Leek Gruyere Quiche

16 ingredients
6 steps

Ingredients

  • Crust:
  • 1 1/2 cups all-purpose flour
  • 5 tablespoons cold unsalted butter
  • 1 large egg
  • 1 pinch salt
  • 1 tablespoon cold water, or as needed
  • Filling:
  • 1 tablespoon extra-virgin olive oil
  • 2 leeks, white parts only, thinly sliced
  • 4 eggs
  • 9 ounces creme fraiche
  • 3/4 cup grated Gruyere cheese
  • 1/2 cup grated Emmentaler cheese
  • 1/3 cup cubed fully cooked ham
  • freshly ground white pepper
  • 1 pinch ground nutmeg

Directions

  1. 1
    Combine flour, butter, 1 egg, and salt in a bowl.
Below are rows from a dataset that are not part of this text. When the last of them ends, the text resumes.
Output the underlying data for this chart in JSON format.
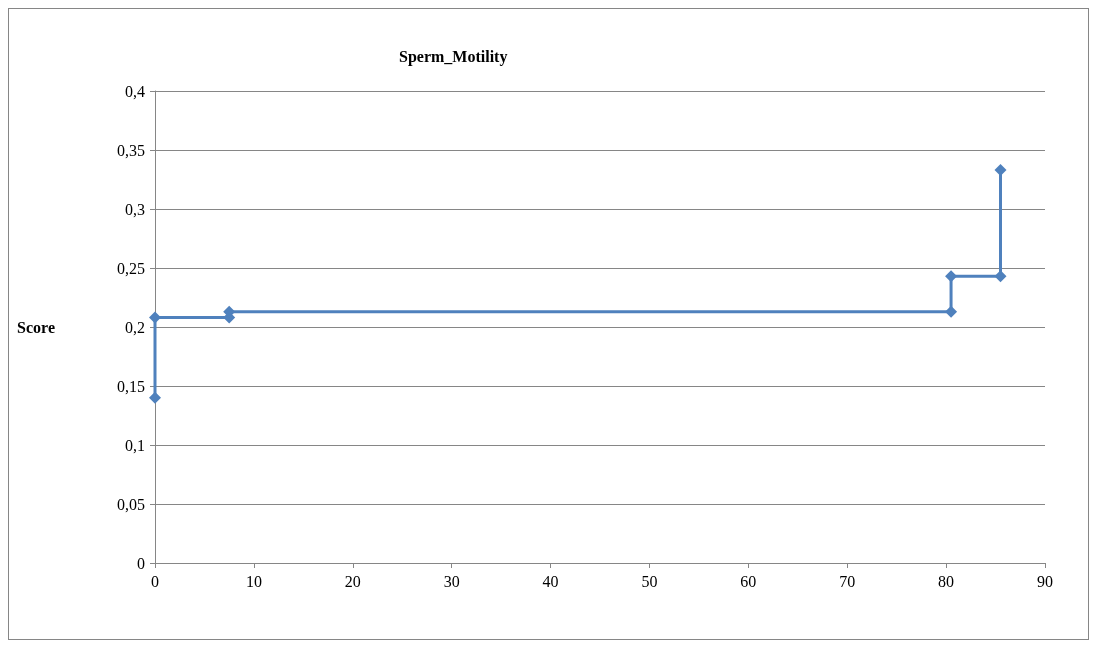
{
  "chart_data": {
    "type": "line",
    "title": "Sperm_Motility",
    "ylabel": "Score",
    "x": [
      0,
      0,
      7.5,
      7.5,
      80.5,
      80.5,
      85.5,
      85.5
    ],
    "series": [
      {
        "color": "#4f81bd",
        "values": [
          0.14,
          0.208,
          0.208,
          0.213,
          0.213,
          0.243,
          0.243,
          0.333
        ]
      }
    ],
    "xlim": [
      0,
      90
    ],
    "xticks": [
      0,
      10,
      20,
      30,
      40,
      50,
      60,
      70,
      80,
      90
    ],
    "ylim": [
      0,
      0.4
    ],
    "yticks": [
      0,
      {
        "value": 0.05,
        "label": "0,05"
      },
      {
        "value": 0.1,
        "label": "0,1"
      },
      {
        "value": 0.15,
        "label": "0,15"
      },
      {
        "value": 0.2,
        "label": "0,2"
      },
      {
        "value": 0.25,
        "label": "0,25"
      },
      {
        "value": 0.3,
        "label": "0,3"
      },
      {
        "value": 0.35,
        "label": "0,35"
      },
      {
        "value": 0.4,
        "label": "0,4"
      }
    ],
    "grid": "y",
    "marker": "diamond",
    "line_style": "solid"
  }
}
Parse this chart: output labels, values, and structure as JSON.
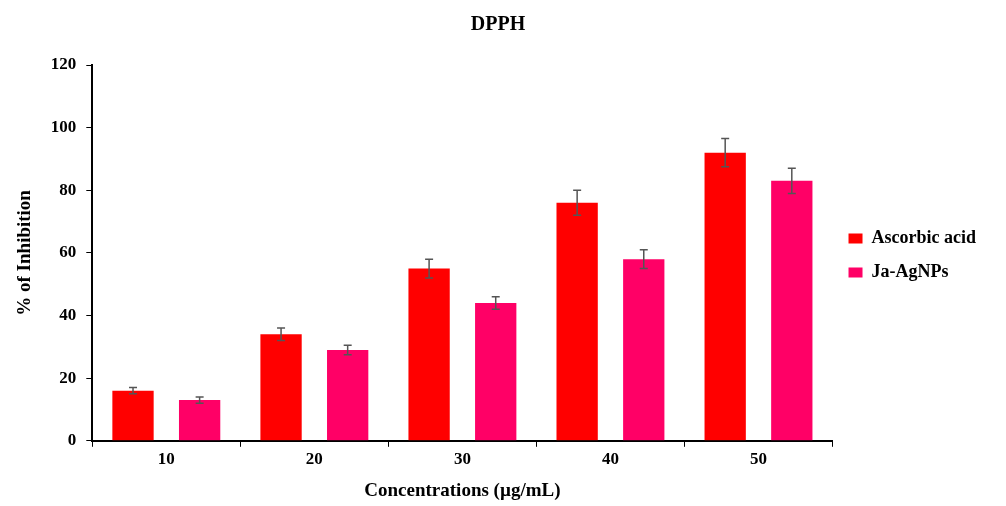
{
  "chart_data": {
    "type": "bar",
    "title": "DPPH",
    "xlabel": "Concentrations (µg/mL)",
    "ylabel": "% of Inhibition",
    "categories": [
      "10",
      "20",
      "30",
      "40",
      "50"
    ],
    "series": [
      {
        "name": "Ascorbic acid",
        "color": "#ff0000",
        "values": [
          16,
          34,
          55,
          76,
          92
        ],
        "errors": [
          1,
          2,
          3,
          4,
          4.5
        ]
      },
      {
        "name": "Ja-AgNPs",
        "color": "#ff0066",
        "values": [
          13,
          29,
          44,
          58,
          83
        ],
        "errors": [
          1,
          1.5,
          2,
          3,
          4
        ]
      }
    ],
    "ylim": [
      0,
      120
    ],
    "yticks": [
      0,
      20,
      40,
      60,
      80,
      100,
      120
    ],
    "grid": false,
    "legend": "right"
  }
}
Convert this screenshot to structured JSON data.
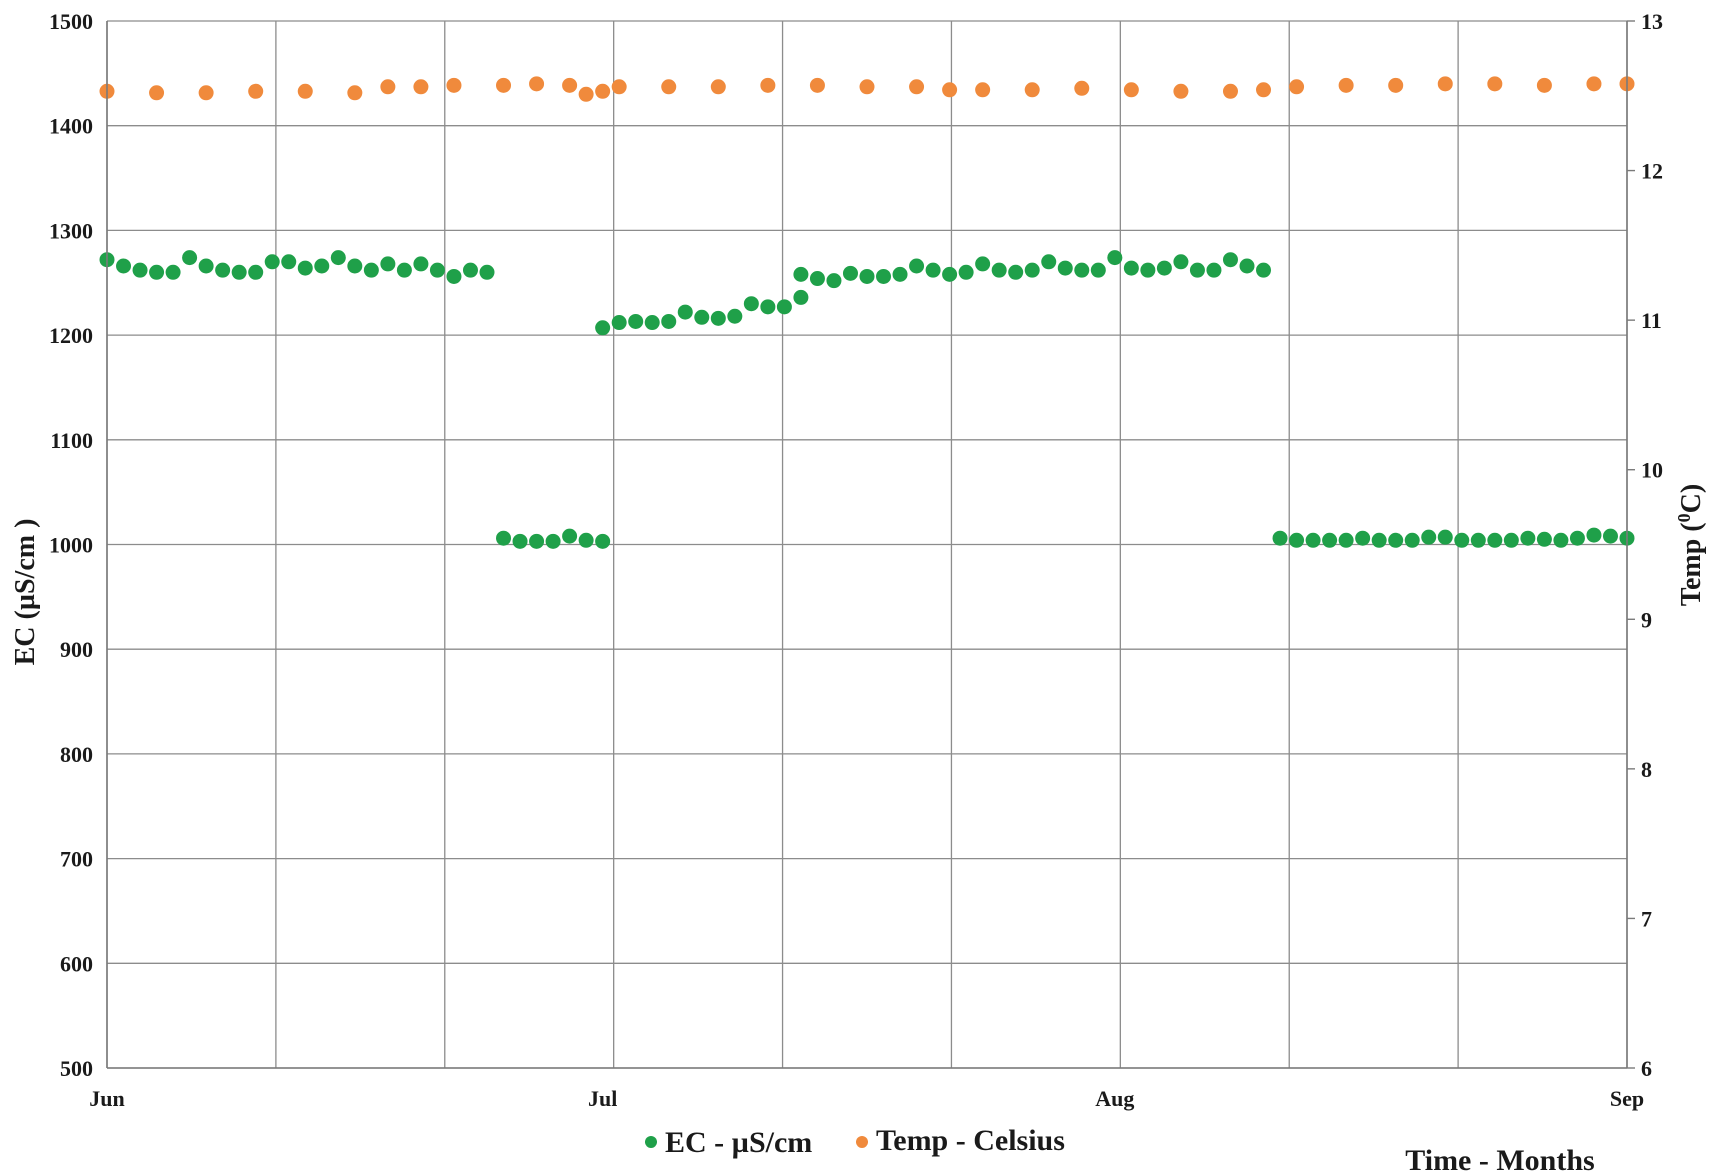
{
  "chart_data": {
    "type": "scatter",
    "x_axis": {
      "label": "Time - Months",
      "range": [
        "2000-06-01",
        "2000-09-01"
      ],
      "ticks": [
        "Jun",
        "Jul",
        "Aug",
        "Sep"
      ]
    },
    "y_axis_left": {
      "label": "EC (µS/cm )",
      "range": [
        500,
        1500
      ],
      "ticks": [
        500,
        600,
        700,
        800,
        900,
        1000,
        1100,
        1200,
        1300,
        1400,
        1500
      ]
    },
    "y_axis_right": {
      "label_prefix": "Temp (",
      "label_superscript": "0",
      "label_suffix": "C)",
      "range": [
        6,
        13
      ],
      "ticks": [
        6,
        7,
        8,
        9,
        10,
        11,
        12,
        13
      ]
    },
    "grid": true,
    "legend_position": "bottom",
    "series": [
      {
        "name": "EC - µS/cm",
        "axis": "left",
        "color": "#1fa049",
        "points": [
          [
            "2000-06-01",
            1272
          ],
          [
            "2000-06-02",
            1266
          ],
          [
            "2000-06-03",
            1262
          ],
          [
            "2000-06-04",
            1260
          ],
          [
            "2000-06-05",
            1260
          ],
          [
            "2000-06-06",
            1274
          ],
          [
            "2000-06-07",
            1266
          ],
          [
            "2000-06-08",
            1262
          ],
          [
            "2000-06-09",
            1260
          ],
          [
            "2000-06-10",
            1260
          ],
          [
            "2000-06-11",
            1270
          ],
          [
            "2000-06-12",
            1270
          ],
          [
            "2000-06-13",
            1264
          ],
          [
            "2000-06-14",
            1266
          ],
          [
            "2000-06-15",
            1274
          ],
          [
            "2000-06-16",
            1266
          ],
          [
            "2000-06-17",
            1262
          ],
          [
            "2000-06-18",
            1268
          ],
          [
            "2000-06-19",
            1262
          ],
          [
            "2000-06-20",
            1268
          ],
          [
            "2000-06-21",
            1262
          ],
          [
            "2000-06-22",
            1256
          ],
          [
            "2000-06-23",
            1262
          ],
          [
            "2000-06-24",
            1260
          ],
          [
            "2000-06-25",
            1006
          ],
          [
            "2000-06-26",
            1003
          ],
          [
            "2000-06-27",
            1003
          ],
          [
            "2000-06-28",
            1003
          ],
          [
            "2000-06-29",
            1008
          ],
          [
            "2000-06-30",
            1004
          ],
          [
            "2000-07-01",
            1003
          ],
          [
            "2000-07-01",
            1207
          ],
          [
            "2000-07-02",
            1212
          ],
          [
            "2000-07-03",
            1213
          ],
          [
            "2000-07-04",
            1212
          ],
          [
            "2000-07-05",
            1213
          ],
          [
            "2000-07-06",
            1222
          ],
          [
            "2000-07-07",
            1217
          ],
          [
            "2000-07-08",
            1216
          ],
          [
            "2000-07-09",
            1218
          ],
          [
            "2000-07-10",
            1230
          ],
          [
            "2000-07-11",
            1227
          ],
          [
            "2000-07-12",
            1227
          ],
          [
            "2000-07-13",
            1236
          ],
          [
            "2000-07-13",
            1258
          ],
          [
            "2000-07-14",
            1254
          ],
          [
            "2000-07-15",
            1252
          ],
          [
            "2000-07-16",
            1259
          ],
          [
            "2000-07-17",
            1256
          ],
          [
            "2000-07-18",
            1256
          ],
          [
            "2000-07-19",
            1258
          ],
          [
            "2000-07-20",
            1266
          ],
          [
            "2000-07-21",
            1262
          ],
          [
            "2000-07-22",
            1258
          ],
          [
            "2000-07-23",
            1260
          ],
          [
            "2000-07-24",
            1268
          ],
          [
            "2000-07-25",
            1262
          ],
          [
            "2000-07-26",
            1260
          ],
          [
            "2000-07-27",
            1262
          ],
          [
            "2000-07-28",
            1270
          ],
          [
            "2000-07-29",
            1264
          ],
          [
            "2000-07-30",
            1262
          ],
          [
            "2000-07-31",
            1262
          ],
          [
            "2000-08-01",
            1274
          ],
          [
            "2000-08-02",
            1264
          ],
          [
            "2000-08-03",
            1262
          ],
          [
            "2000-08-04",
            1264
          ],
          [
            "2000-08-05",
            1270
          ],
          [
            "2000-08-06",
            1262
          ],
          [
            "2000-08-07",
            1262
          ],
          [
            "2000-08-08",
            1272
          ],
          [
            "2000-08-09",
            1266
          ],
          [
            "2000-08-10",
            1262
          ],
          [
            "2000-08-11",
            1006
          ],
          [
            "2000-08-12",
            1004
          ],
          [
            "2000-08-13",
            1004
          ],
          [
            "2000-08-14",
            1004
          ],
          [
            "2000-08-15",
            1004
          ],
          [
            "2000-08-16",
            1006
          ],
          [
            "2000-08-17",
            1004
          ],
          [
            "2000-08-18",
            1004
          ],
          [
            "2000-08-19",
            1004
          ],
          [
            "2000-08-20",
            1007
          ],
          [
            "2000-08-21",
            1007
          ],
          [
            "2000-08-22",
            1004
          ],
          [
            "2000-08-23",
            1004
          ],
          [
            "2000-08-24",
            1004
          ],
          [
            "2000-08-25",
            1004
          ],
          [
            "2000-08-26",
            1006
          ],
          [
            "2000-08-27",
            1005
          ],
          [
            "2000-08-28",
            1004
          ],
          [
            "2000-08-29",
            1006
          ],
          [
            "2000-08-30",
            1009
          ],
          [
            "2000-08-31",
            1008
          ],
          [
            "2000-09-01",
            1006
          ]
        ]
      },
      {
        "name": "Temp - Celsius",
        "axis": "right",
        "color": "#f08a3c",
        "points": [
          [
            "2000-06-01",
            12.53
          ],
          [
            "2000-06-04",
            12.52
          ],
          [
            "2000-06-07",
            12.52
          ],
          [
            "2000-06-10",
            12.53
          ],
          [
            "2000-06-13",
            12.53
          ],
          [
            "2000-06-16",
            12.52
          ],
          [
            "2000-06-18",
            12.56
          ],
          [
            "2000-06-20",
            12.56
          ],
          [
            "2000-06-22",
            12.57
          ],
          [
            "2000-06-25",
            12.57
          ],
          [
            "2000-06-27",
            12.58
          ],
          [
            "2000-06-29",
            12.57
          ],
          [
            "2000-06-30",
            12.51
          ],
          [
            "2000-07-01",
            12.53
          ],
          [
            "2000-07-02",
            12.56
          ],
          [
            "2000-07-05",
            12.56
          ],
          [
            "2000-07-08",
            12.56
          ],
          [
            "2000-07-11",
            12.57
          ],
          [
            "2000-07-14",
            12.57
          ],
          [
            "2000-07-17",
            12.56
          ],
          [
            "2000-07-20",
            12.56
          ],
          [
            "2000-07-22",
            12.54
          ],
          [
            "2000-07-24",
            12.54
          ],
          [
            "2000-07-27",
            12.54
          ],
          [
            "2000-07-30",
            12.55
          ],
          [
            "2000-08-02",
            12.54
          ],
          [
            "2000-08-05",
            12.53
          ],
          [
            "2000-08-08",
            12.53
          ],
          [
            "2000-08-10",
            12.54
          ],
          [
            "2000-08-12",
            12.56
          ],
          [
            "2000-08-15",
            12.57
          ],
          [
            "2000-08-18",
            12.57
          ],
          [
            "2000-08-21",
            12.58
          ],
          [
            "2000-08-24",
            12.58
          ],
          [
            "2000-08-27",
            12.57
          ],
          [
            "2000-08-30",
            12.58
          ],
          [
            "2000-09-01",
            12.58
          ]
        ]
      }
    ]
  }
}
Knead together with your hands, adding as much water as needed, in small amounts, to create a smooth dough. Shape dough into a ball, flatten, and wrap in plastic wrap. Refrigerate for at least 30 minutes.
  2. 2
    Preheat the oven to 400 degrees F (200 degrees C). Grease a 10-inch springform pan.
  3. 3
    Heat olive oil in a skillet and cook leeks over medium heat until translucent, about 5 minutes.
  4. 4
    Remove dough from fridge. Dust a work surface with flour and roll out dough into a circle about 1 inch larger than the springform pan. Fold carefully in half, lift up, and unfold over the pan. Press over the bottom and 1 inch up the sides.
  5. 5
    Whisk 4 eggs and creme fraiche in a bowl. Stir in leeks, Gruyere cheese, Emmentaler cheese, and ham. Season with white pepper and nutmeg. Pour over the crust and spread evenly with the back of a spoon.
  6. 6
    Bake in the preheated oven until filling is set, about 30 minutes.